Buy me Coca Cola?
Day 17: Panajchel, Guatemala
Very sad to leave Antigua this morning. We can’t wait to come back! Took a 7AM shuttle bus to Panajchel to check out Lake Atilan. It was full of very rude, old Americans, a few Germans, and us (smack in the middle and quite unhappy about our obnoxious countrymen (and women).
But the ride only took a couple hours and was, like all transport in Central America I believe, rather treacherous. There was some kind of marathon going on while we were trying to go up, down, and over the mountain to the lake so the driver was driving like a typical shuttle driver (insane) on a two lane road that was only actually big enough for one vehicle at a time all while dodging the equally insane people running up and/or down the mountain in the road. Several times we were looking over the edge at our imminent death down a several hundred foot drop-off without any kind of guardrail as the shuttle weaved back and forth around the mountain and runners. But we made it alive and even stopped for at a pleasant overlook of Lake Atilan where a few kids were trying to peddle the crafts to anyone within 20 feet of the shuttle.

Overlooking Lake Atilan
It was a nice view but we were just ready to get to the town and unload our packs. We had never planned on coming to the lake but so many fellow travelers told us how incredibly amazing it was. With such strong and numerous recommendations, we figured it just must be a phenomenal place not to be missed. As soon as our shuttle stopped (on a random street, nowhere near a travel agency or the town center), a swarm of taxi drivers opened all the doors and started yelling the names of various locations they would drive to. We just wanted to get away from the shuttle and find a cheap hostel. It took a while but we tracked down one on the edge of town near the locals’ market called Hospedaje Villa Lupita for about $5/person. Pretty sketchy (i.e. Dirty bathrooms, a questionable shower, and sorta-kinda cleanish rooms. We were just happy to drop our packs after walking all over the town trying to find an open, cheap enough place to stay. It was only about 10:30 and we were ready for some lunch (brunch?). We found a quaint little cafe that served the best regular pancakes I’ve ever eaten. They were fried in butter and just perfectly crunchy golden on the outside and terribly fluffy! It was served with some fresh fruit but the papaya tasted weird (it seems that papaya is a bit different here and in the States).

Lindsey's Panqueques

Saben's Toast and Fruit
Walked around Panajchel all day through the tourists’ souvenir market that lines both sides of the streets all the way down to almost the water’s edge. The town is an extremely touristed place, so many of the vendors can be pretty tough to bargain with since they are in no real shortage of customers. There are lots of old women and little girls who walk around between passersby and people sitting in restaurants trying to peddle their various goods which usually consist of colorful pieces of fabric, scarves, bracelets, hair ties, and the like. It’s the same stuff over and over again and they are very pushy but if you keep saying “No, gracias” they will move on. We did find out that by adding “senora” to the no gracias, the women usually go away sooner because we are not only being polite but also respectful in our refusal to buy anything from them.

Atitlan Street Sellers
It’s really easy to find a taxi too (in fact all over Central America). Plenty of drivers park their cars and lean against them yelling out “Taxi!” or listing off various places they are willing to drive you as you walk past. We had another look at the lake, which was beautiful but not really anything extraordinarily phenomenal as we were lead to believe it would be. We are a bit fed up with the touristy-ness of Panajchel and rather disappointed with the town. We did have a better time walking through the locals’ market where the usual vegetables, fruits, meats, and so forth are sold.

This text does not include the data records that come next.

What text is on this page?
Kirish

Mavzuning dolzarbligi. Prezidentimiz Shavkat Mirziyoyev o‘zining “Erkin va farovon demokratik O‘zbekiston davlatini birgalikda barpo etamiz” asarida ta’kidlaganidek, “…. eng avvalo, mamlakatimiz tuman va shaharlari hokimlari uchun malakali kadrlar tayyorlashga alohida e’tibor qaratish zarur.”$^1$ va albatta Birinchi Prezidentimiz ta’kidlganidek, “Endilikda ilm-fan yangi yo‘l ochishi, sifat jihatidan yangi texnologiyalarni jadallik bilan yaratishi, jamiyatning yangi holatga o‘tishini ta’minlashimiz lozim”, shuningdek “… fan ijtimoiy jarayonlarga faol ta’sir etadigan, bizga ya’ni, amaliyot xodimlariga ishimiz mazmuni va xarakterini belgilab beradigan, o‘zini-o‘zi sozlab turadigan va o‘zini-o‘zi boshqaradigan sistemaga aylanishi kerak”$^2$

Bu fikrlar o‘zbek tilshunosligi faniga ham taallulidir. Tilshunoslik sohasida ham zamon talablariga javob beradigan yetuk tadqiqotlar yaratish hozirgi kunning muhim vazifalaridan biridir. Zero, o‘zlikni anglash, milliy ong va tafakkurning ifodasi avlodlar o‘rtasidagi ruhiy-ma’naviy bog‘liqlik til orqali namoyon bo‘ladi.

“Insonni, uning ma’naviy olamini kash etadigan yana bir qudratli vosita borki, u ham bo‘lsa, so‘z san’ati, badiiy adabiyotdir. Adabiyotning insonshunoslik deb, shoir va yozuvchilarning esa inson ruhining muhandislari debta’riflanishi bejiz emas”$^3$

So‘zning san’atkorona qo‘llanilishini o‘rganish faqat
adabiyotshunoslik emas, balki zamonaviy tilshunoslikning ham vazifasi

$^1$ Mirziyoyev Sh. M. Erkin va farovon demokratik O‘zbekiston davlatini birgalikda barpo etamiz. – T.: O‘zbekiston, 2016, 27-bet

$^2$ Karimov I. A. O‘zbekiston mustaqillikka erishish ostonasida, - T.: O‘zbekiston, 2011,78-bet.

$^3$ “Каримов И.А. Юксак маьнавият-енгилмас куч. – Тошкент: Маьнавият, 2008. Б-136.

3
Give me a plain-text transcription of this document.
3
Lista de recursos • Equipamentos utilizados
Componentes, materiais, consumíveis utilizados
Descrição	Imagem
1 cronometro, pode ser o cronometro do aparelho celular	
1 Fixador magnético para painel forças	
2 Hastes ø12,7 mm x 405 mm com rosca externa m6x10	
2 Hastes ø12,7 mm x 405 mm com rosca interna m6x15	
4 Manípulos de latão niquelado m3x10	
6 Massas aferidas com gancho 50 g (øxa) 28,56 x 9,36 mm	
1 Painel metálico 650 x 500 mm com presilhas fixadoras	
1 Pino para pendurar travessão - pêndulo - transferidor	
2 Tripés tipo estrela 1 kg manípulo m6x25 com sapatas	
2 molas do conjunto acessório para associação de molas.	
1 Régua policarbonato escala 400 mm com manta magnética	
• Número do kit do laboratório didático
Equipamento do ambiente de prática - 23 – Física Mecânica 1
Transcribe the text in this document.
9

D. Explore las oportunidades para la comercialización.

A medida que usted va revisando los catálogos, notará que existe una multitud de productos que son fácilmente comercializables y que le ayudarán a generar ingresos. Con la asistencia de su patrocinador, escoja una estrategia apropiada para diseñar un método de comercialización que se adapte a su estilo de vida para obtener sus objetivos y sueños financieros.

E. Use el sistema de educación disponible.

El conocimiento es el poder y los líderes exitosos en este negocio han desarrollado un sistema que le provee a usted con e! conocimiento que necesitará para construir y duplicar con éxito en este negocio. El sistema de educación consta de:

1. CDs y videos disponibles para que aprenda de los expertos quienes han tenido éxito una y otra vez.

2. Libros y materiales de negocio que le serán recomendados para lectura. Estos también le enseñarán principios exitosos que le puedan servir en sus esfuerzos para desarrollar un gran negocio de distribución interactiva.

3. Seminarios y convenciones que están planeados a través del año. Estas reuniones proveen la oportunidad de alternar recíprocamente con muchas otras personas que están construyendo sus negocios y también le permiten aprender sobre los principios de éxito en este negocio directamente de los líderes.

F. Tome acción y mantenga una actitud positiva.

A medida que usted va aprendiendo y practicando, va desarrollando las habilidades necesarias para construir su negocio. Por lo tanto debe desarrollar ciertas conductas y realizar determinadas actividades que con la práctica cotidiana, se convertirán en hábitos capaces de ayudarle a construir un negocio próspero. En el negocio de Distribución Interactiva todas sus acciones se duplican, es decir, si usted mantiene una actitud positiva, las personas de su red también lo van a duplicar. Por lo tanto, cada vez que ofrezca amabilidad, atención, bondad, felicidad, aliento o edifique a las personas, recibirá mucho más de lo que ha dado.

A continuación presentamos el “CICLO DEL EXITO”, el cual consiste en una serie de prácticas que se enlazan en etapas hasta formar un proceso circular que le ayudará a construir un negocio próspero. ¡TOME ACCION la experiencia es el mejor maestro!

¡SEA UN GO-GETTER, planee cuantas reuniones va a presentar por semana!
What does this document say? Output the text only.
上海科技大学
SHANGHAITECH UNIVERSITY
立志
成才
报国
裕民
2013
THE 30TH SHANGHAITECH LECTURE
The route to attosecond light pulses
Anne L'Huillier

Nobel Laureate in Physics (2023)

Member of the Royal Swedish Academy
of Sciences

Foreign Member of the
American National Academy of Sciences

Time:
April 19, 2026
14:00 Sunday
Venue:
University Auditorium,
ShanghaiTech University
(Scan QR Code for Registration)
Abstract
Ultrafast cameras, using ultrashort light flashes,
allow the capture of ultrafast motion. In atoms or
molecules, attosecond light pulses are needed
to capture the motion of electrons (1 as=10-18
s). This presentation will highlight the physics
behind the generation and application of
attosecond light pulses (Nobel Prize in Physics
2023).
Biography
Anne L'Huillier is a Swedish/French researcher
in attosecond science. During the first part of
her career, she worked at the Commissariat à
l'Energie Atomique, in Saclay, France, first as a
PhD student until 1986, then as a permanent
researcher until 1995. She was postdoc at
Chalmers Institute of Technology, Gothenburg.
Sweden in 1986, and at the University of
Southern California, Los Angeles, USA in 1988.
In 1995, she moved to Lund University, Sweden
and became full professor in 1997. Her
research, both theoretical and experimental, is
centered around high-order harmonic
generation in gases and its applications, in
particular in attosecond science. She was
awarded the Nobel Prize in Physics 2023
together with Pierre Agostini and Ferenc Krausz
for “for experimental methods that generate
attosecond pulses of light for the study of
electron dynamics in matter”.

Goods for sale at the market
But again, like in Antigua and San Pedro Sula, we were the only non-local shoppers. We found a nice little place to hang out by the waterside and spent the rest of the day watching the boats plow in and out of the dock. While we relaxed, we were frequently hit up with the typical touts selling their various goods. The main difference is that they are mostly children about age 7 or 8 who, not satisfied with not selling their wares, would often ask for a dollar or “Buy me Coca Cola?”